New Distribution options in JMP 10: Custom Quantiles

My previous blog post discussed two new options in the JMP 10 Distribution platform for customizing the summary statistics and default quantiles reports. This blog post discusses another new JMP 10 feature for the Distribution platform for continuous data: Custom Quantiles. This feature gives the user even more customization options for studying quantiles. Custom Quantiles, which can be found under the Display Options menu, allows a user to enter any number and value of custom quantiles. It reports two different types of quantile estimates as well as their confidence intervals.

To demonstrate the new Custom Quantiles features, let us examine the weights of the students found in Big Class.jmp in JMP’s Sample Data folder. In particular, we want to study the 5%, 50% (median) and 95% weight quantiles for this set of students as well as their 95% confidence intervals. Figure 1 shows the Custom Quantiles dialog with our quantiles of interest entered into the list, which is the default entry method.
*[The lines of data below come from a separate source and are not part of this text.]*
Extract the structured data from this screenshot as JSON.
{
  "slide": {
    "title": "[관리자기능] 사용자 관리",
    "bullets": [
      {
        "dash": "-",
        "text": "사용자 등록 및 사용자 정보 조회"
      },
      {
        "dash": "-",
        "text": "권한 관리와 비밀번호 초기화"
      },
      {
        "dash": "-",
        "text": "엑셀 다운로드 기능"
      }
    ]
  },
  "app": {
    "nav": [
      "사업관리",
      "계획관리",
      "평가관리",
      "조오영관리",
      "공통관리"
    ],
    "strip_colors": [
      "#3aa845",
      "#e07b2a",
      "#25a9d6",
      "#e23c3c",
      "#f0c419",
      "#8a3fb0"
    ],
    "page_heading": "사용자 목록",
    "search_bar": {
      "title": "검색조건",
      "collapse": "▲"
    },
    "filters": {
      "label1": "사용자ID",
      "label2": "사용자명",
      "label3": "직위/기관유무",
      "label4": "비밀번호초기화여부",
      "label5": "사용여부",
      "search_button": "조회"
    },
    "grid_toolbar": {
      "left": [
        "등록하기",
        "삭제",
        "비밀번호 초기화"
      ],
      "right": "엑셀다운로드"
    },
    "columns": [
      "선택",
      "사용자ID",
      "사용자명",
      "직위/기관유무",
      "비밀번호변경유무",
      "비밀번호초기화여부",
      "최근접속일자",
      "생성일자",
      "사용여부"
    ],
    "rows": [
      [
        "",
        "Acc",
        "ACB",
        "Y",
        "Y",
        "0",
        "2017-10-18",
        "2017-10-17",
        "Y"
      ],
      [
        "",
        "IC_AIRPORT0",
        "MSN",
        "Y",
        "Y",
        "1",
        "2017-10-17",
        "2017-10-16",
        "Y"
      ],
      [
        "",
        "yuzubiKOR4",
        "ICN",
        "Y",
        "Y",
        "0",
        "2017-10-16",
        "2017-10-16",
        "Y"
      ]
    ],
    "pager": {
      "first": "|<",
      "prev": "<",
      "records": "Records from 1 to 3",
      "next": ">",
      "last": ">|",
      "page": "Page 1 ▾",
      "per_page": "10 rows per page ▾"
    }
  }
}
Figure 2 shows the Custom Quantiles report towards the bottom. The first type of quantile estimate is the same type of empirical quantile estimate as those found in the default quantiles report. Nonparametric confidence intervals based on order statistics are calculated for these empirical quantiles. With data sets that contain few rows, a significant drawback of these types of confidence intervals is that their actual probability of containing the true population quantile can be much lower than the specified confidence level. To address this limitation, we also added smoothed empirical likelihood quantile estimates that are based on a kernel density estimate. An advantage of these quantile estimates is that their confidence intervals tend to contain the true quantile with the promised confidence level.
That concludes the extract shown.